Roger Way, professor emeritus of pomology and world-renowned apple breeder, died June 2 in State College, Pennsylvania. He was 100 years old. Way gained worldwide recognition for apple varieties he developed.
“Dr. Roger Way contributed to the New York apple industry, but also nationally and internationally,” said apple breeder Susan Brown, the Herman M. Cohn Professor of Agriculture and Life Science at Cornell AgriTech. “His Jonagold apple, named in 1968, is seventh in European apple production by variety and Empire is ninth in U.S. production.”
Way was born Nov. 7, 1918, in Stormstown, Pennsylvania, on a fruit and dairy farm that his family still runs.

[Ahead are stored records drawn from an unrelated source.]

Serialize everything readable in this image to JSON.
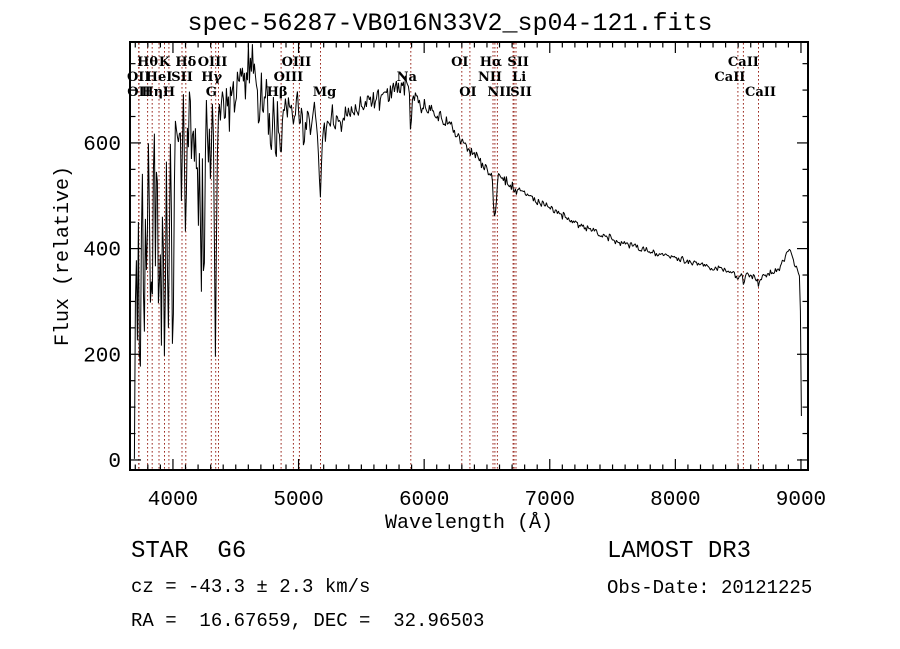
{
  "title": "spec-56287-VB016N33V2_sp04-121.fits",
  "annotations": {
    "class_label": "STAR  G6",
    "survey_label": "LAMOST DR3",
    "cz_label": "cz = -43.3 ± 2.3 km/s",
    "obs_date_label": "Obs-Date: 20121225",
    "radec_label": "RA =  16.67659, DEC =  32.96503"
  },
  "chart_data": {
    "type": "line",
    "title": "spec-56287-VB016N33V2_sp04-121.fits",
    "xlabel": "Wavelength (Å)",
    "ylabel": "Flux (relative)",
    "xlim": [
      3658,
      9056
    ],
    "ylim": [
      -19,
      791
    ],
    "x_ticks": [
      4000,
      5000,
      6000,
      7000,
      8000,
      9000
    ],
    "x_minor_step": 100,
    "y_ticks": [
      0,
      200,
      400,
      600
    ],
    "y_minor_step": 50,
    "grid": false,
    "background": "#ffffff",
    "curve_color": "#000000",
    "marker_line_color": "#9b2a20",
    "spectral_lines": [
      {
        "label": "OII",
        "wavelength": 3727,
        "row": 2,
        "dx": 0
      },
      {
        "label": "OII",
        "wavelength": 3730,
        "row": 3,
        "dx": 0
      },
      {
        "label": "Hθ",
        "wavelength": 3798,
        "row": 1,
        "dx": 0
      },
      {
        "label": "Hη",
        "wavelength": 3835,
        "row": 3,
        "dx": 0
      },
      {
        "label": "HeI",
        "wavelength": 3889,
        "row": 2,
        "dx": 0
      },
      {
        "label": "K",
        "wavelength": 3933,
        "row": 1,
        "dx": 0
      },
      {
        "label": "H",
        "wavelength": 3968,
        "row": 3,
        "dx": 0
      },
      {
        "label": "SII",
        "wavelength": 4072,
        "row": 2,
        "dx": 0
      },
      {
        "label": "Hδ",
        "wavelength": 4102,
        "row": 1,
        "dx": 0
      },
      {
        "label": "G",
        "wavelength": 4305,
        "row": 3,
        "dx": 0
      },
      {
        "label": "Hγ",
        "wavelength": 4340,
        "row": 2,
        "dx": -4
      },
      {
        "label": "OIII",
        "wavelength": 4363,
        "row": 1,
        "dx": -6
      },
      {
        "label": "Hβ",
        "wavelength": 4861,
        "row": 3,
        "dx": -4
      },
      {
        "label": "OIII",
        "wavelength": 4959,
        "row": 2,
        "dx": -5
      },
      {
        "label": "OIII",
        "wavelength": 5007,
        "row": 1,
        "dx": -3
      },
      {
        "label": "Mg",
        "wavelength": 5175,
        "row": 3,
        "dx": 4
      },
      {
        "label": "Na",
        "wavelength": 5894,
        "row": 2,
        "dx": -4
      },
      {
        "label": "OI",
        "wavelength": 6300,
        "row": 1,
        "dx": -2
      },
      {
        "label": "NII",
        "wavelength": 6548,
        "row": 2,
        "dx": -3
      },
      {
        "label": "Hα",
        "wavelength": 6563,
        "row": 1,
        "dx": -4
      },
      {
        "label": "NII",
        "wavelength": 6583,
        "row": 3,
        "dx": 2
      },
      {
        "label": "OI",
        "wavelength": 6364,
        "row": 3,
        "dx": -2
      },
      {
        "label": "Li",
        "wavelength": 6708,
        "row": 2,
        "dx": 6
      },
      {
        "label": "SII",
        "wavelength": 6716,
        "row": 1,
        "dx": 4
      },
      {
        "label": "SII",
        "wavelength": 6731,
        "row": 3,
        "dx": 5
      },
      {
        "label": "CaII",
        "wavelength": 8498,
        "row": 2,
        "dx": -8
      },
      {
        "label": "CaII",
        "wavelength": 8542,
        "row": 1,
        "dx": 0
      },
      {
        "label": "CaII",
        "wavelength": 8662,
        "row": 3,
        "dx": 2
      }
    ],
    "noise_seed": 1234,
    "noise_segments": [
      {
        "from": 3690,
        "to": 4050,
        "amp": 42
      },
      {
        "from": 4050,
        "to": 4420,
        "amp": 38
      },
      {
        "from": 4420,
        "to": 4900,
        "amp": 30
      },
      {
        "from": 4900,
        "to": 5900,
        "amp": 16
      },
      {
        "from": 5900,
        "to": 6740,
        "amp": 8
      },
      {
        "from": 6740,
        "to": 8990,
        "amp": 5
      },
      {
        "from": 8990,
        "to": 9010,
        "amp": 3
      }
    ],
    "spectrum_points": [
      [
        3693,
        10
      ],
      [
        3697,
        110
      ],
      [
        3701,
        300
      ],
      [
        3705,
        150
      ],
      [
        3710,
        430
      ],
      [
        3715,
        250
      ],
      [
        3720,
        160
      ],
      [
        3727,
        540
      ],
      [
        3733,
        200
      ],
      [
        3739,
        140
      ],
      [
        3745,
        330
      ],
      [
        3752,
        500
      ],
      [
        3758,
        630
      ],
      [
        3764,
        350
      ],
      [
        3770,
        200
      ],
      [
        3776,
        320
      ],
      [
        3782,
        520
      ],
      [
        3788,
        420
      ],
      [
        3794,
        350
      ],
      [
        3800,
        480
      ],
      [
        3806,
        630
      ],
      [
        3812,
        420
      ],
      [
        3818,
        280
      ],
      [
        3824,
        230
      ],
      [
        3830,
        330
      ],
      [
        3835,
        210
      ],
      [
        3841,
        450
      ],
      [
        3848,
        600
      ],
      [
        3854,
        640
      ],
      [
        3860,
        380
      ],
      [
        3866,
        560
      ],
      [
        3872,
        630
      ],
      [
        3878,
        500
      ],
      [
        3884,
        350
      ],
      [
        3889,
        255
      ],
      [
        3895,
        450
      ],
      [
        3901,
        340
      ],
      [
        3907,
        175
      ],
      [
        3913,
        380
      ],
      [
        3919,
        470
      ],
      [
        3926,
        300
      ],
      [
        3933,
        125
      ],
      [
        3940,
        350
      ],
      [
        3947,
        530
      ],
      [
        3953,
        420
      ],
      [
        3959,
        260
      ],
      [
        3965,
        235
      ],
      [
        3971,
        400
      ],
      [
        3977,
        560
      ],
      [
        3983,
        620
      ],
      [
        3989,
        420
      ],
      [
        3995,
        250
      ],
      [
        4000,
        165
      ],
      [
        4006,
        420
      ],
      [
        4012,
        560
      ],
      [
        4018,
        630
      ],
      [
        4025,
        570
      ],
      [
        4032,
        640
      ],
      [
        4039,
        590
      ],
      [
        4046,
        550
      ],
      [
        4053,
        610
      ],
      [
        4060,
        645
      ],
      [
        4068,
        530
      ],
      [
        4075,
        590
      ],
      [
        4082,
        650
      ],
      [
        4090,
        545
      ],
      [
        4097,
        450
      ],
      [
        4102,
        380
      ],
      [
        4108,
        540
      ],
      [
        4115,
        640
      ],
      [
        4122,
        615
      ],
      [
        4130,
        655
      ],
      [
        4138,
        660
      ],
      [
        4146,
        590
      ],
      [
        4154,
        640
      ],
      [
        4162,
        655
      ],
      [
        4170,
        575
      ],
      [
        4178,
        625
      ],
      [
        4186,
        545
      ],
      [
        4194,
        565
      ],
      [
        4200,
        390
      ],
      [
        4207,
        560
      ],
      [
        4213,
        600
      ],
      [
        4220,
        420
      ],
      [
        4227,
        305
      ],
      [
        4234,
        540
      ],
      [
        4240,
        430
      ],
      [
        4247,
        310
      ],
      [
        4254,
        430
      ],
      [
        4261,
        615
      ],
      [
        4268,
        650
      ],
      [
        4276,
        610
      ],
      [
        4284,
        585
      ],
      [
        4292,
        605
      ],
      [
        4300,
        500
      ],
      [
        4308,
        565
      ],
      [
        4315,
        635
      ],
      [
        4322,
        560
      ],
      [
        4329,
        430
      ],
      [
        4335,
        250
      ],
      [
        4340,
        185
      ],
      [
        4346,
        420
      ],
      [
        4353,
        580
      ],
      [
        4360,
        640
      ],
      [
        4368,
        670
      ],
      [
        4376,
        645
      ],
      [
        4384,
        700
      ],
      [
        4392,
        665
      ],
      [
        4400,
        685
      ],
      [
        4410,
        700
      ],
      [
        4420,
        660
      ],
      [
        4430,
        710
      ],
      [
        4440,
        650
      ],
      [
        4450,
        580
      ],
      [
        4460,
        690
      ],
      [
        4470,
        740
      ],
      [
        4480,
        700
      ],
      [
        4490,
        650
      ],
      [
        4500,
        700
      ],
      [
        4510,
        730
      ],
      [
        4520,
        690
      ],
      [
        4530,
        740
      ],
      [
        4540,
        700
      ],
      [
        4550,
        760
      ],
      [
        4560,
        700
      ],
      [
        4570,
        730
      ],
      [
        4580,
        680
      ],
      [
        4590,
        720
      ],
      [
        4600,
        750
      ],
      [
        4610,
        700
      ],
      [
        4620,
        730
      ],
      [
        4630,
        760
      ],
      [
        4640,
        720
      ],
      [
        4650,
        700
      ],
      [
        4660,
        740
      ],
      [
        4670,
        680
      ],
      [
        4680,
        640
      ],
      [
        4690,
        700
      ],
      [
        4700,
        730
      ],
      [
        4710,
        690
      ],
      [
        4720,
        650
      ],
      [
        4730,
        700
      ],
      [
        4740,
        720
      ],
      [
        4750,
        680
      ],
      [
        4760,
        620
      ],
      [
        4770,
        680
      ],
      [
        4780,
        560
      ],
      [
        4790,
        640
      ],
      [
        4800,
        680
      ],
      [
        4810,
        640
      ],
      [
        4820,
        600
      ],
      [
        4830,
        660
      ],
      [
        4840,
        620
      ],
      [
        4850,
        600
      ],
      [
        4861,
        565
      ],
      [
        4872,
        640
      ],
      [
        4880,
        680
      ],
      [
        4890,
        660
      ],
      [
        4900,
        640
      ],
      [
        4915,
        665
      ],
      [
        4930,
        690
      ],
      [
        4945,
        660
      ],
      [
        4960,
        640
      ],
      [
        4975,
        665
      ],
      [
        4990,
        690
      ],
      [
        5007,
        640
      ],
      [
        5025,
        660
      ],
      [
        5040,
        600
      ],
      [
        5055,
        630
      ],
      [
        5070,
        665
      ],
      [
        5085,
        640
      ],
      [
        5100,
        615
      ],
      [
        5115,
        650
      ],
      [
        5130,
        665
      ],
      [
        5145,
        640
      ],
      [
        5160,
        580
      ],
      [
        5175,
        492
      ],
      [
        5190,
        600
      ],
      [
        5205,
        640
      ],
      [
        5220,
        615
      ],
      [
        5235,
        650
      ],
      [
        5250,
        640
      ],
      [
        5265,
        660
      ],
      [
        5280,
        640
      ],
      [
        5295,
        620
      ],
      [
        5310,
        650
      ],
      [
        5325,
        665
      ],
      [
        5340,
        640
      ],
      [
        5355,
        660
      ],
      [
        5370,
        645
      ],
      [
        5385,
        665
      ],
      [
        5400,
        650
      ],
      [
        5420,
        670
      ],
      [
        5440,
        655
      ],
      [
        5460,
        675
      ],
      [
        5480,
        660
      ],
      [
        5500,
        680
      ],
      [
        5520,
        665
      ],
      [
        5540,
        685
      ],
      [
        5560,
        670
      ],
      [
        5580,
        690
      ],
      [
        5600,
        675
      ],
      [
        5620,
        695
      ],
      [
        5640,
        680
      ],
      [
        5660,
        700
      ],
      [
        5680,
        685
      ],
      [
        5700,
        700
      ],
      [
        5720,
        690
      ],
      [
        5740,
        705
      ],
      [
        5760,
        695
      ],
      [
        5780,
        710
      ],
      [
        5800,
        700
      ],
      [
        5820,
        715
      ],
      [
        5840,
        705
      ],
      [
        5860,
        718
      ],
      [
        5880,
        700
      ],
      [
        5894,
        600
      ],
      [
        5908,
        690
      ],
      [
        5920,
        680
      ],
      [
        5940,
        690
      ],
      [
        5960,
        675
      ],
      [
        5980,
        665
      ],
      [
        6000,
        672
      ],
      [
        6030,
        660
      ],
      [
        6060,
        665
      ],
      [
        6090,
        650
      ],
      [
        6120,
        655
      ],
      [
        6150,
        640
      ],
      [
        6180,
        645
      ],
      [
        6210,
        630
      ],
      [
        6240,
        625
      ],
      [
        6270,
        615
      ],
      [
        6300,
        600
      ],
      [
        6330,
        600
      ],
      [
        6364,
        585
      ],
      [
        6390,
        580
      ],
      [
        6420,
        572
      ],
      [
        6450,
        562
      ],
      [
        6480,
        556
      ],
      [
        6510,
        548
      ],
      [
        6540,
        542
      ],
      [
        6563,
        445
      ],
      [
        6586,
        535
      ],
      [
        6610,
        540
      ],
      [
        6640,
        532
      ],
      [
        6670,
        525
      ],
      [
        6700,
        518
      ],
      [
        6716,
        510
      ],
      [
        6731,
        512
      ],
      [
        6760,
        512
      ],
      [
        6800,
        505
      ],
      [
        6850,
        498
      ],
      [
        6900,
        490
      ],
      [
        6950,
        485
      ],
      [
        7000,
        478
      ],
      [
        7060,
        468
      ],
      [
        7120,
        460
      ],
      [
        7180,
        452
      ],
      [
        7240,
        445
      ],
      [
        7300,
        438
      ],
      [
        7360,
        430
      ],
      [
        7420,
        425
      ],
      [
        7480,
        420
      ],
      [
        7540,
        415
      ],
      [
        7600,
        410
      ],
      [
        7660,
        405
      ],
      [
        7720,
        400
      ],
      [
        7780,
        396
      ],
      [
        7840,
        392
      ],
      [
        7900,
        388
      ],
      [
        7960,
        385
      ],
      [
        8020,
        382
      ],
      [
        8080,
        378
      ],
      [
        8140,
        374
      ],
      [
        8200,
        370
      ],
      [
        8260,
        366
      ],
      [
        8320,
        362
      ],
      [
        8380,
        360
      ],
      [
        8440,
        358
      ],
      [
        8498,
        345
      ],
      [
        8520,
        355
      ],
      [
        8542,
        332
      ],
      [
        8564,
        352
      ],
      [
        8600,
        350
      ],
      [
        8630,
        345
      ],
      [
        8662,
        333
      ],
      [
        8694,
        350
      ],
      [
        8730,
        352
      ],
      [
        8770,
        356
      ],
      [
        8810,
        360
      ],
      [
        8850,
        370
      ],
      [
        8890,
        392
      ],
      [
        8910,
        396
      ],
      [
        8930,
        385
      ],
      [
        8950,
        372
      ],
      [
        8970,
        362
      ],
      [
        8985,
        352
      ],
      [
        8993,
        340
      ],
      [
        8998,
        220
      ],
      [
        9003,
        90
      ],
      [
        9008,
        12
      ]
    ]
  }
}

He earned his bachelor’s degree in 1940 and his master’s in 1942 from Pennsylvania State University.
Way, who was a Quaker, spent the next four years in a Civilian Public Service camp in Bowie, Maryland. Following the war, he spent more than two years in rural China doing relief work for the American Friends Service Committee.
He returned to the U.S. and was hired by Cornell as a research associate in 1949, as he earned a doctorate in pomology (the science of growing fruit). In 1953, he joined Cornell’s faculty as an assistant professor in the Department of Pomology and Viticulture at Cornell’s Agriculture Experiment Station (NYSAES) in Geneva, New York (now Cornell AgriTech). He served as acting department head in 1974, and again from 1982-83. He retired in 1983 as a professor emeritus. He worked for 16 years following his retirement.
By the early 1980s, Way had established himself as something of a celebrity, appearing on the “CBS Evening News,” Sunday edition, in 1983 and as a guest on Rochester, New York-based home gardening radio and television programs. He was profiled in Ambassador (Trans World Airline’s magazine) and was often quoted in The New York Times.
A 1984 People magazine feature described how he and longtime colleague Robert Lamb, a professor of horticultural sciences at NYSAES, cross-pollinated and nursed more than 100,000 apple trees, and taste-tested the apples on every one of them. “We chew on about 200 apples a day,” Way told the magazine. “It does take a certain amount of physical stamina.”
His Empire and Jonagold varieties received Outstanding Fruit Cultivar awards in 1987 and 1988, respectively, from the American Society for Horticultural Science.
Way’s and colleagues’ research on pollination and apple germplasm led to the introduction of 16 apple varieties, seven cherry varieties and one elderberry variety to commercial growers and nurseries.
“While Dr. Way was quiet at first glance, out in the field and at grower meetings his voice was booming and his passion for genetic improvement of apples was clear to everyone in attendance,” Brown said. “He wrote many articles geared to the industry on apple varieties and their performance.”
Way is survived by his wife, Mary, and five children.